Beattie hung up and turned to Kravis and Roberts.

“You’re not going to believe this. But the tape says they just bid one-oh-eight.”

Kravis had to sit down. It was the realization of his worst fears, although he had to admit, it didn’t entirely surprise him. Johnson had all night and all morning to assemble a new bid.

Now, twenty minutes from victory, everything had changed.

The auction wasn’t over. The company wasn’t theirs. The world wasn’t fair.

And suddenly they were behind: $108 to $106.

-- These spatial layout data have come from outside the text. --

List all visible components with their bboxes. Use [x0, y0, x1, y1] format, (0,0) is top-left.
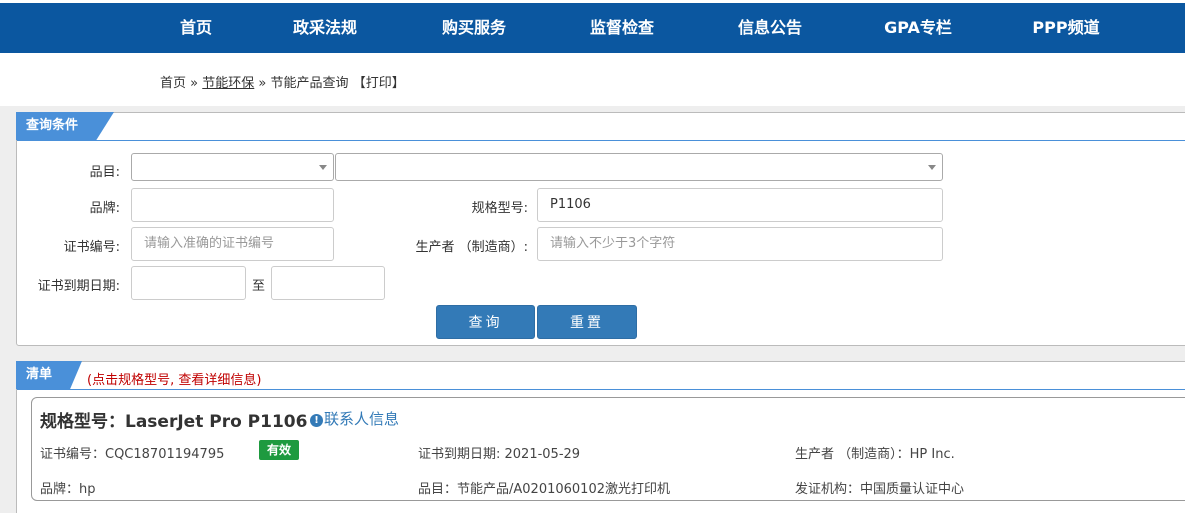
result-issuer: 发证机构：中国质量认证中心	[795, 482, 965, 497]
cert-no-label: 证书编号:	[63, 240, 120, 255]
category-label: 品目:	[89, 165, 120, 180]
nav-regulations[interactable]: 政采法规	[293, 3, 357, 53]
result-brand: 品牌：hp	[40, 482, 96, 497]
result-card: 规格型号：LaserJet Pro P1106 ! 联系人信息 证书编号：CQC1…	[31, 397, 1185, 501]
top-nav: 首页 政采法规 购买服务 监督检查 信息公告 GPA专栏 PPP频道	[0, 3, 1185, 53]
chevron-down-icon	[319, 165, 327, 170]
manufacturer-label: 生产者 （制造商）:	[415, 240, 528, 255]
subcategory-select[interactable]	[335, 153, 943, 181]
print-link[interactable]: 【打印】	[353, 76, 405, 91]
nav-home[interactable]: 首页	[180, 3, 212, 53]
chevron-down-icon	[928, 165, 936, 170]
category-select[interactable]	[131, 153, 334, 181]
model-input[interactable]: P1106	[537, 188, 943, 222]
breadcrumb-separator: »	[258, 76, 267, 91]
expiry-from-input[interactable]	[131, 266, 246, 300]
breadcrumb-separator: »	[190, 76, 199, 91]
result-model-title[interactable]: 规格型号：LaserJet Pro P1106	[40, 407, 307, 432]
result-expiry: 证书到期日期: 2021-05-29	[418, 447, 581, 462]
brand-input[interactable]	[131, 188, 334, 222]
tab-underline	[17, 389, 1185, 390]
tab-underline	[17, 140, 1185, 141]
brand-label: 品牌:	[89, 201, 120, 216]
results-panel: 清单 (点击规格型号, 查看详细信息) 规格型号：LaserJet Pro P1…	[16, 361, 1185, 513]
contact-info-link[interactable]: ! 联系人信息	[310, 408, 399, 429]
breadcrumb-home[interactable]: 首页	[160, 76, 186, 91]
manufacturer-input[interactable]: 请输入不少于3个字符	[537, 227, 943, 261]
result-category: 品目：节能产品/A0201060102激光打印机	[418, 482, 670, 497]
query-panel: 查询条件 品目: 品牌: 规格型号: P1106 证书编号: 请输入准确的证书编…	[16, 112, 1185, 346]
breadcrumb-current: 节能产品查询	[270, 76, 349, 91]
expiry-to-input[interactable]	[271, 266, 385, 300]
status-badge: 有效	[259, 440, 300, 460]
query-panel-tab: 查询条件	[16, 112, 114, 140]
results-panel-title: 清单	[26, 367, 53, 382]
results-hint: (点击规格型号, 查看详细信息)	[87, 373, 262, 388]
expiry-label: 证书到期日期:	[37, 279, 120, 294]
query-panel-title: 查询条件	[26, 118, 79, 133]
expiry-to-label: 至	[252, 279, 266, 294]
info-icon: !	[310, 414, 323, 427]
nav-gpa[interactable]: GPA专栏	[884, 3, 952, 53]
nav-supervision[interactable]: 监督检查	[590, 3, 654, 53]
breadcrumb: 首页 » 节能环保 » 节能产品查询 【打印】	[160, 72, 405, 91]
breadcrumb-energy-saving[interactable]: 节能环保	[202, 76, 254, 91]
reset-button[interactable]: 重置	[537, 305, 637, 339]
cert-no-input[interactable]: 请输入准确的证书编号	[131, 227, 334, 261]
nav-ppp[interactable]: PPP频道	[1032, 3, 1099, 53]
nav-announcements[interactable]: 信息公告	[738, 3, 802, 53]
model-label: 规格型号:	[471, 201, 528, 216]
contact-info-label: 联系人信息	[324, 410, 400, 428]
results-panel-tab: 清单	[16, 361, 82, 389]
nav-purchase-services[interactable]: 购买服务	[442, 3, 506, 53]
result-manufacturer: 生产者 （制造商）：HP Inc.	[795, 447, 955, 462]
result-cert-no: 证书编号：CQC18701194795	[40, 447, 225, 462]
search-button[interactable]: 查询	[436, 305, 535, 339]
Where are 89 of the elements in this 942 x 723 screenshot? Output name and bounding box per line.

Curses filled the room. “They’re not going to sign us up!” Raether said, one eye on the clock. “Jesus, what are we going to do now?”

Then, as abruptly as their anger flourished, it cooled. It dawned on both Kravis and Roberts what Cohen had done. For the first time in twelve hours, they knew where the management group was. Maybe, they reasoned, they could make this work to their advantage. It would require finesse. No longer could they simply threaten to walk out. They debated
their next move for another twenty-five minutes, then called for Atkins at one-fifteen.